CHINA / SOCIETY
China breaks ground on world’s first dual-reactor coupled nuclear energy project, building low-carbon transition
Published: Jan 16, 2026 05:58 PM
Concrete pouring begins for the nuclear island of Unit 1 at the Xuwei Nuclear Heating and Power Plant in Lianyungang, East China's Jiangsu Province, on January 16, 2026. Photo: Liang Rui/GT

Concrete pouring begins for the nuclear island of Unit 1 at the Xuwei Nuclear Heating and Power Plant in Lianyungang, East China's Jiangsu Province, on January 16, 2026. Photo: Liang Rui/GT

On Friday, concrete pouring began for the nuclear island of Unit 1 at the Xuwei Nuclear Heating and Power Plant in Lianyungang, East China's Jiangsu Province, a project developed by China National Nuclear Corporation (CNNC). As the first nuclear power unit to break ground in China in the opening year of the country's 15th Five-Year Plan, the move marks the entry of the world's first large-scale project coupling nuclear energy with the petrochemical industry into its main construction phase, offering a scalable Chinese solution for achieving global carbon peaking and carbon neutrality goals.

According to CNNC, the Jiangsu Xuwei Nuclear Heating and Power Plant is the world's first project to couple a pressurized water reactor with a high-temperature gas-cooled reactor, the first commercial-scale deployment of high-temperature gas-cooled reactor technology, and the first nuclear project globally to adopt an integrated, plant-wide construction approach under a nuclear engineering, procurement and construction model.

The project is designed primarily for industrial heat supply while also providing electricity. It combines China's independently developed third-generation nuclear technology, the Hualong One, with fourth-generation high-temperature gas-cooled reactor technology. 

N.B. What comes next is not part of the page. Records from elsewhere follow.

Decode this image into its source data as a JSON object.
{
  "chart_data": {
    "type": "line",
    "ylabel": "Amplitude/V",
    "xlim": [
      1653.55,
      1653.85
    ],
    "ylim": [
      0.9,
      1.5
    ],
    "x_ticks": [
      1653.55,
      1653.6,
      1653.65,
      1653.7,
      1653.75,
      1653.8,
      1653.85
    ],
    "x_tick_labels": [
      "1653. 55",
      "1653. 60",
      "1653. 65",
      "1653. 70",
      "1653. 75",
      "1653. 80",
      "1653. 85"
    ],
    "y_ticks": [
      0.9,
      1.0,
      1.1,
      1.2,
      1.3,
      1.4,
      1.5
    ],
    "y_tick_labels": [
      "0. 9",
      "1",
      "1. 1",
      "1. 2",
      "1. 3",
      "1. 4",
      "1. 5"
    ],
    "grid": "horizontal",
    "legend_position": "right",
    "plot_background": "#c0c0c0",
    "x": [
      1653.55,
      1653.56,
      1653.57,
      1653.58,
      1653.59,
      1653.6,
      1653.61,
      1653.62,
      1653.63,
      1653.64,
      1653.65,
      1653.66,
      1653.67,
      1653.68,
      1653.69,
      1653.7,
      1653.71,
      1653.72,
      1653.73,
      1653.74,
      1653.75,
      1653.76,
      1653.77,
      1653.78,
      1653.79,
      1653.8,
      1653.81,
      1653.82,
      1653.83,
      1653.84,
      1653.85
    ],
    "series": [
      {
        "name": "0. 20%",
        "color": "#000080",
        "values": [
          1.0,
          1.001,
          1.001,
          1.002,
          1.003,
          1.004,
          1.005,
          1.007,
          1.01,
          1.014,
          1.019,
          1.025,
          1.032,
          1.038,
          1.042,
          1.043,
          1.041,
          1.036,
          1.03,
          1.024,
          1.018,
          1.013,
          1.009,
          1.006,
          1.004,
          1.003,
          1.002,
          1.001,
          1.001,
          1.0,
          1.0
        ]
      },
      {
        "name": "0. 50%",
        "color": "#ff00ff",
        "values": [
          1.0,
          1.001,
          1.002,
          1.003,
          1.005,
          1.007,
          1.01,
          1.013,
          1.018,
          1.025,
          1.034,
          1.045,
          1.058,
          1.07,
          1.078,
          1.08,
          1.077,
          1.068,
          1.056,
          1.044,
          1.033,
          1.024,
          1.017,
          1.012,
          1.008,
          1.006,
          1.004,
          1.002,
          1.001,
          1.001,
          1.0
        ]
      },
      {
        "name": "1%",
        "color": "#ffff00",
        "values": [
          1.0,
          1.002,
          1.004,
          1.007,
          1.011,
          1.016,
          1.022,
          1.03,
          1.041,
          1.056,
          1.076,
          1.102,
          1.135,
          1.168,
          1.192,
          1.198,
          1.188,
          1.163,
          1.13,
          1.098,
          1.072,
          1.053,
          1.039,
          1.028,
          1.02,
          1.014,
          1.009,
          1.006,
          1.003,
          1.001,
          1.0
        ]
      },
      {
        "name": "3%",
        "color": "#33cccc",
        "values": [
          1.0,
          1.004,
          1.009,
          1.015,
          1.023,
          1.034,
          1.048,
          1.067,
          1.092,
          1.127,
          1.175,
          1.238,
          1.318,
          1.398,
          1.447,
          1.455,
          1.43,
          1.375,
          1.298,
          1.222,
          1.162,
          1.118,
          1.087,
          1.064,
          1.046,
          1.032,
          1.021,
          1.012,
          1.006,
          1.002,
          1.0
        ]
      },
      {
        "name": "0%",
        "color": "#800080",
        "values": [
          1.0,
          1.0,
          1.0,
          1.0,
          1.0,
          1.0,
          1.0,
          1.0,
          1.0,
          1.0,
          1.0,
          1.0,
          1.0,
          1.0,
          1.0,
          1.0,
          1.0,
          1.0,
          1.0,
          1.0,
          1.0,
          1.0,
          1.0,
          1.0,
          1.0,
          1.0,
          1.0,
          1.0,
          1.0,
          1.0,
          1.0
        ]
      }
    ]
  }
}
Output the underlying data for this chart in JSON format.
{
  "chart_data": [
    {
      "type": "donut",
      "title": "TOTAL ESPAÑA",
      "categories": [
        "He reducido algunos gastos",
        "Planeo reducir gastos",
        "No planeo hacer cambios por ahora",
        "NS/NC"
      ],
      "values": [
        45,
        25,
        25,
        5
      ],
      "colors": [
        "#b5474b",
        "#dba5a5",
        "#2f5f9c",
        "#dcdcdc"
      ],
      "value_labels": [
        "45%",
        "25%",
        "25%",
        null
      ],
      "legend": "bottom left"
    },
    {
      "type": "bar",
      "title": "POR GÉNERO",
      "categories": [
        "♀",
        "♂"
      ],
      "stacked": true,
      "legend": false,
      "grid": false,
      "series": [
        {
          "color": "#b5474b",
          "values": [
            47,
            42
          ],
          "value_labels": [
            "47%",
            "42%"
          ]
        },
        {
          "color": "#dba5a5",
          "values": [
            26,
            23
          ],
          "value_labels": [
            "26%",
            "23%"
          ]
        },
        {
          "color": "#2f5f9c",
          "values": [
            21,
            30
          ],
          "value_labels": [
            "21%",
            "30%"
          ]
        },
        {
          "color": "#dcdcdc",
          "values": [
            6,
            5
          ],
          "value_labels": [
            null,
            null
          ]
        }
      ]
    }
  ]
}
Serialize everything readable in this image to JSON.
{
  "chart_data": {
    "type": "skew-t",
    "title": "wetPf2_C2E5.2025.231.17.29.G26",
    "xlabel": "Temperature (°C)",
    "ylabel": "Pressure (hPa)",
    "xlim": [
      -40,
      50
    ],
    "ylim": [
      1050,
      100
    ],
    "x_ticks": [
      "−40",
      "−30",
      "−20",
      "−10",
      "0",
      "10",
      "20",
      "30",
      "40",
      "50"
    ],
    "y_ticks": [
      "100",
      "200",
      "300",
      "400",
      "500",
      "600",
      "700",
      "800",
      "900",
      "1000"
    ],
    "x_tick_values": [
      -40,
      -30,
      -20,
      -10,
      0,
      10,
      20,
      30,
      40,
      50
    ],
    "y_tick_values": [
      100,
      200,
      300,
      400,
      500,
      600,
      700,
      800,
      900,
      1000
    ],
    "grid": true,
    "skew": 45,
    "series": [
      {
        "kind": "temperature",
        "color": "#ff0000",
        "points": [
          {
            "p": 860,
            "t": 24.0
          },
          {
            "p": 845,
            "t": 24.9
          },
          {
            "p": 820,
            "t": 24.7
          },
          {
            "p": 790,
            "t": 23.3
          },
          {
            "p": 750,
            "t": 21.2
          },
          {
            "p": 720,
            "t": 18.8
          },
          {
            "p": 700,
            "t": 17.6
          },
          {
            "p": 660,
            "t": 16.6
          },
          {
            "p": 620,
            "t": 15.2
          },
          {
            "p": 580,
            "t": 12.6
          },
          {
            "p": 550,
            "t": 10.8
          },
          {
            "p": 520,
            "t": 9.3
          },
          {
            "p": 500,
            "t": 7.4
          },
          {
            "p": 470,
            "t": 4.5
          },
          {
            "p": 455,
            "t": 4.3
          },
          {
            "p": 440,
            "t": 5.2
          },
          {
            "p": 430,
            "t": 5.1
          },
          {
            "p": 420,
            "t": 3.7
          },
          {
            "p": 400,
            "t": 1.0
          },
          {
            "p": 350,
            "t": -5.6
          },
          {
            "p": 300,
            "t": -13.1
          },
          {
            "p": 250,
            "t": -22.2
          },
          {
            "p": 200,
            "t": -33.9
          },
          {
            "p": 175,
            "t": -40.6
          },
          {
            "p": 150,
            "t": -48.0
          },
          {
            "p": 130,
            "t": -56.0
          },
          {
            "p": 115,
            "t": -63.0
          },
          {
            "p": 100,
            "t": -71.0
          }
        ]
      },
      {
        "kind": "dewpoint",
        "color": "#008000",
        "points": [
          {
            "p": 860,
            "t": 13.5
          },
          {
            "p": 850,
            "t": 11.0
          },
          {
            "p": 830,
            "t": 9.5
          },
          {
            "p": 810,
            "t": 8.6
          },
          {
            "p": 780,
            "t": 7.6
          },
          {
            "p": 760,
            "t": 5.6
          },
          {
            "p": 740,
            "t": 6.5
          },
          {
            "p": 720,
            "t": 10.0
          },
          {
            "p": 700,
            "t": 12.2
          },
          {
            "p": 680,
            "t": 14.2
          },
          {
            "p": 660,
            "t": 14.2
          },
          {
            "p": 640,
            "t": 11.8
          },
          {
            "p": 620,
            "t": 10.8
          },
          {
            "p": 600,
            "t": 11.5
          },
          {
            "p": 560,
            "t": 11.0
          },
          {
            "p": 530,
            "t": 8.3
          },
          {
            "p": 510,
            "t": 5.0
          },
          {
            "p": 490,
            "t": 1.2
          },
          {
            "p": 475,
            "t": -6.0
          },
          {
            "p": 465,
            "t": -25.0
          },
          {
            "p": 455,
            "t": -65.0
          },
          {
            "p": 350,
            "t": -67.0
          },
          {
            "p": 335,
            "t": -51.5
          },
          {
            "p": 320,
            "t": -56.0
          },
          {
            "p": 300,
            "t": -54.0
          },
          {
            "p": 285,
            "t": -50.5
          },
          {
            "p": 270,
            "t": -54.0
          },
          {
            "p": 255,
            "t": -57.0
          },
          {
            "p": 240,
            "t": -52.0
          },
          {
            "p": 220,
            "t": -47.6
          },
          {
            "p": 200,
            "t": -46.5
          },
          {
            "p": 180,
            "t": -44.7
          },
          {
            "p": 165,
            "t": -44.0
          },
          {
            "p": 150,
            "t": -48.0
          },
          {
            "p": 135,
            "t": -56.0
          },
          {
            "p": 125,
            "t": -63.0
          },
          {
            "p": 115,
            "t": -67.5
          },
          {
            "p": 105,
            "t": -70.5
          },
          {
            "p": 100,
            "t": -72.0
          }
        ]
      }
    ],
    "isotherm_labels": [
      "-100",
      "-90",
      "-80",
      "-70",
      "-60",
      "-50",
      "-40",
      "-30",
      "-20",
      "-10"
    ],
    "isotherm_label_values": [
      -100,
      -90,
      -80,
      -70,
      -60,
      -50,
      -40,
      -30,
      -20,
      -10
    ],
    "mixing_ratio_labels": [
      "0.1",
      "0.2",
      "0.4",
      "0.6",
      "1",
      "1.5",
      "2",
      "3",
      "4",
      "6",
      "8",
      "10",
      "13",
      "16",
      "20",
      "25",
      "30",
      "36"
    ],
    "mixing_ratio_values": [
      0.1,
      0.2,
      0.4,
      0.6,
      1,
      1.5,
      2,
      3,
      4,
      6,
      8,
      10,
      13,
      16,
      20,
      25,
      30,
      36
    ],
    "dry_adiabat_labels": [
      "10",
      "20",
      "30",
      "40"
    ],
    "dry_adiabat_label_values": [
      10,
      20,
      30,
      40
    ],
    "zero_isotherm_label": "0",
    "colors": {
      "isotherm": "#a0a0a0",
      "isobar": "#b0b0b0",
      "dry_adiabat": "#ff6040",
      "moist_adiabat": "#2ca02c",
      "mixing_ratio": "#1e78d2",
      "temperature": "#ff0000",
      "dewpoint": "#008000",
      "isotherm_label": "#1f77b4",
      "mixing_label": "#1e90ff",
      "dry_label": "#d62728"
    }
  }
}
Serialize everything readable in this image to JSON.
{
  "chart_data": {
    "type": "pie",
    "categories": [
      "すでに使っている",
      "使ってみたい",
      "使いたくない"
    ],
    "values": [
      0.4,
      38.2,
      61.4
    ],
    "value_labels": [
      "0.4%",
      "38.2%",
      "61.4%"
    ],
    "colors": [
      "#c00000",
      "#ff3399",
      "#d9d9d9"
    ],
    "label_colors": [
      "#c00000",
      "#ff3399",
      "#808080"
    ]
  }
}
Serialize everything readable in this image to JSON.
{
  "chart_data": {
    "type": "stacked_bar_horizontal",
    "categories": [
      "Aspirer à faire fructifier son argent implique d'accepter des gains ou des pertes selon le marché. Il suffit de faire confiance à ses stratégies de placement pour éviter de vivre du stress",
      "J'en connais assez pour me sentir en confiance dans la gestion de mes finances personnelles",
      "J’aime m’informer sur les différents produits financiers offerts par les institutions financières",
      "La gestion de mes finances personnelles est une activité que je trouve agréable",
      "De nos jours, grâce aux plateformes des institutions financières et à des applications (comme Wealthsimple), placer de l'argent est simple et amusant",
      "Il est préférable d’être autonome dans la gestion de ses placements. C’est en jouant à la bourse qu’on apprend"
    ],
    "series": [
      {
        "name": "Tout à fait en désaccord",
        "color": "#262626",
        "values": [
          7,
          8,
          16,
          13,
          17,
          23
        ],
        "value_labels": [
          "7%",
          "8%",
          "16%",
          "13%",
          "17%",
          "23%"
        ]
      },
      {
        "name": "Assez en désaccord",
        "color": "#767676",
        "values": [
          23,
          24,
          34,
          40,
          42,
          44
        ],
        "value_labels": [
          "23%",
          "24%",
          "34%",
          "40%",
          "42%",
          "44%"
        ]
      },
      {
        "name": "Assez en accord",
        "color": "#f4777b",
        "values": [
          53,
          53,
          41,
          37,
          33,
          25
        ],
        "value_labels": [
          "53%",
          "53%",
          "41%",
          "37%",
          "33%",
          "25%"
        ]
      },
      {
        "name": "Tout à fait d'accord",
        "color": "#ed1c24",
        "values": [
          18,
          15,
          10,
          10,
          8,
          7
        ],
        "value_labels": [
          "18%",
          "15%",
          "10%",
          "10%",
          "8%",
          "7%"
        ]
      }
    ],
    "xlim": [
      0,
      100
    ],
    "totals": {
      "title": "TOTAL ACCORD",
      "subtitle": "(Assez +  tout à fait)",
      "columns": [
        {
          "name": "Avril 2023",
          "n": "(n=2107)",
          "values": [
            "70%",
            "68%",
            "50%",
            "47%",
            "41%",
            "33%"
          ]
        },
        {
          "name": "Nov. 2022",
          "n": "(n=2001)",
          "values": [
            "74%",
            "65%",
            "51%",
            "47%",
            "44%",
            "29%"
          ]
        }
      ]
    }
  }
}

In operation, the main steam from the Hualong One is used to heat demineralized water to produce saturated steam, which is then reheated by the main steam from the high-temperature gas-cooled reactor. Under design conditions, the plant will be capable of simultaneously supplying high-quality industrial steam and generating electricity.

The first phase of the project includes two Hualong One units and one high-temperature gas-cooled reactor unit. Once completed and put into operation, the phase-one project will supply 32.5 million tons of industrial steam annually and generate more than 11.5 billion kilowatt-hours of electricity at peak output. 

It is expected to reduce standard coal consumption by 7.26 million tons per year and cut carbon dioxide emissions by 19.6 million tons annually. The project will provide large-scale supplies of high-quality, low-carbon industrial steam to Lianyungang's trillion-yuan petrochemical industrial base, offering reliable clean energy support for the green transformation of the petrochemical industry in the Yangtze River Delta.

Bai Wei, chief design engineer of the Xuwei project at China Nuclear Power Engineering, told the Global Times that coupling design supported by digital simulation is one of the project's key technical challenges.

By leveraging the resources of design institutes and universities, the project team has carried out hierarchical and specialized digital simulation for control system design, progressing from simple to complex scenarios and achieving multi-dimensional coupling. Full use of digital technologies has helped support the coordinated control logic design for the integrated system, Bai said.

Li Quan, project manager of China Nuclear Industry Huaxing Construction Co., Ltd, who is in charge of civil construction of the Xuwei project, introduced the R&D and application of intelligent equipment in construction to the Global Times. Advanced technologies such as laser intelligent tracking Metal Active Gas Automatic Welding have been deployed, improving efficiency by at least three times compared with traditional manual shielded metal arc welding. 

According to the CNNC, the project marks the beginning of China's transition in nuclear energy from a power-generation-focused model to diversified energy supply. It opens a new chapter in providing a replicable and scalable "Chinese solution" for the low-carbon transformation of high-energy-consuming industries worldwide, injecting strong momentum into the realization of global carbon peaking and carbon neutrality goals.

Advancing carbon peaking and carbon neutrality is China's solemn commitment to the international community and an inherent requirement for achieving sustainable development.

The 2025 white paper titled Carbon Peaking and Carbon Neutrality China's Plans and Solutions mentioned pursuing robust, safe and orderly development of nuclear power. Nuclear power is an efficient and high-quality clean energy source. China is committed to developing nuclear power with the absolute requirement that safety is guaranteed, and to promoting the use of nuclear energy in clean heating, industrial heating, and seawater desalination.

The green and low-carbon transformation of the energy structure is key to achieving carbon peaking and carbon neutrality. Beyond nuclear power units, the CNNC also actively promotes the comprehensive utilization of nuclear energy, including regional heating, industrial steam and cooling supply, seawater desalination, nuclear-powered hydrogen production, and isotope production.